Milano, se i clochard sono meno cool dei migranti
In attesa che la manovra del popolo entri in vigore e la povertà sia effettivamente abolita (aspettiamo con ansia), ieri sera, a Milano in piazza Santo Stefano, per il diciannovesimo anno consecutivo c’è stata la “Notte dei senza dimora”: i cittadini sono stati invitati da diverse associazioni del settore (Terre di Mezzo, Mia – Milano in Azione, Arca, Croce Rossa Italiana, l’elenco è molto lungo) a passare una serata in strada, mangiando e dormendo all’aperto, per capire davvero cosa vuol dire vivere “come un barbone”.
La manifestazione è caduta in un periodo in cui si è finalmente parlato del numero abnorme di poveri e senza tetto che ci sono in città, in modo particolare in centro. Tra uno Starbucks e un fastfood, tra uno Yes Milano e una wine-week, la zona del Duomo, di San Babila e di tutte le vie limitrofe – a cominciare da Corso Vittorio Emanuele – dopo le undici di sera diventa un hotel a cielo aperto, dove trovano riparo centinaia di persone.
La notizia ha suscitato molta sorpresa per l’ossimoro tra il glamour diurno delle vetrine e l’invasione notturna dei senzatetto: eppure si tratta di una situazione che, come sanno i volontari va avanti da anni, e imperterrita continua a peggiorare, nel totale disinteresse dell’opinione pubblica che poi si stupisce quando sfoglia un giornale davanti a una tazzona di caffè americano da immortalare su Instagram.
Milano, che ama sentirsi una città perfetta dove tutto funziona alla grande e odia interrogarsi sulle sue contraddizioni, dovrebbe perlomeno ringraziare – a una a una – le persone che ieri sera, e ogni giorno della settimana, a titolo completamente gratuito, si danno da fare portando cibo, medicine o anche solo semplice supporto morale a persone che, per varie ragioni, sono precipitate dentro la fossa dell’emarginazione sociale, senza più riuscire a riprendersi. Se è vero che uno dei parametri per giudicare il livello di civiltà di un Paese è lo stato delle carceri, è vero anche che il livello di civiltà di una metropoli lo si deduce dal modo in cui tratta chi è rimasto indietro: e se Milano può considerarsi umana è grazie a queste persone.Tuttavia, tra una gara di poesie per artisti che vivono in strada, una pasta alla norma meglio di quella che si mangia nella metà dei ristoranti del centro e un concerto di musica dal vivo, era impossibile non notare, ieri sera, l’esiguo numero di cittadini presenti in piazza, soprattutto se confrontato con manifestazioni analoghe promosse e raccontate sui giornali come rivolte, specificatamente, “ai migranti”.

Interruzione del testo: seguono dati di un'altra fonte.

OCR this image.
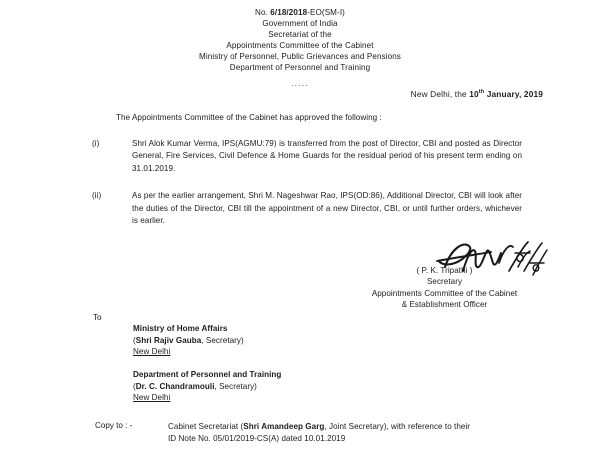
No. 6/18/2018-EO(SM-I)
Government of India
Secretariat of the
Appointments Committee of the Cabinet
Ministry of Personnel, Public Grievances and Pensions
Department of Personnel and Training
.....
New Delhi, the 10th January, 2019

The Appointments Committee of the Cabinet has approved the following :

(i)	Shri Alok Kumar Verma, IPS(AGMU:79) is transferred from the post of Director, CBI and posted as Director General, Fire Services, Civil Defence & Home Guards for the residual period of his present term ending on 31.01.2019.

(ii)	As per the earlier arrangement, Shri M. Nageshwar Rao, IPS(OD:86), Additional Director, CBI will look after the duties of the Director, CBI till the appointment of a new Director, CBI, or until further orders, whichever is earlier.

( P. K. Tripathi )
Secretary
Appointments Committee of the Cabinet
& Establishment Officer
To
Ministry of Home Affairs
(Shri Rajiv Gauba, Secretary)
New Delhi
Department of Personnel and Training
(Dr. C. Chandramouli, Secretary)
New Delhi
Copy to : -	Cabinet Secretariat (Shri Amandeep Garg, Joint Secretary), with reference to their
ID Note No. 05/01/2019-CS(A) dated 10.01.2019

Questo ha dato alla serata un retrogusto amaro, per almeno due motivi. Intanto, perché una simile distinzione non ha senso: tra i senza dimora ci sono italiani e stranieri di tutte la nazionalità, come si vedeva ieri osservando la composizione dei tavoli.
Ma soprattutto, perché la cosa peggiore che si possa fare è creare una guerra tra poveri in un momento politico ed economico come questo. Solidarietà e accoglienza sono valori universali, che andrebbero praticati e prescindere con chiunque, non solo grazie al richiamo di “etichette” che rendono la solidarietà più “mediatica”. Altrimenti si perde credibilità, si rischia di fare la figura di quelli che si appassionano a una causa soprattutto per acquistare capitale politico su un tema notiziabile, perfetto per polemizzare con lo sciagurato attuale Ministro dell’Interno. E che allo stesso tempo, ogni giorno, chiudono gli occhi davanti a un’emergenza visibile a chiunque, dopo cena, decida di farsi una passeggiata in centro.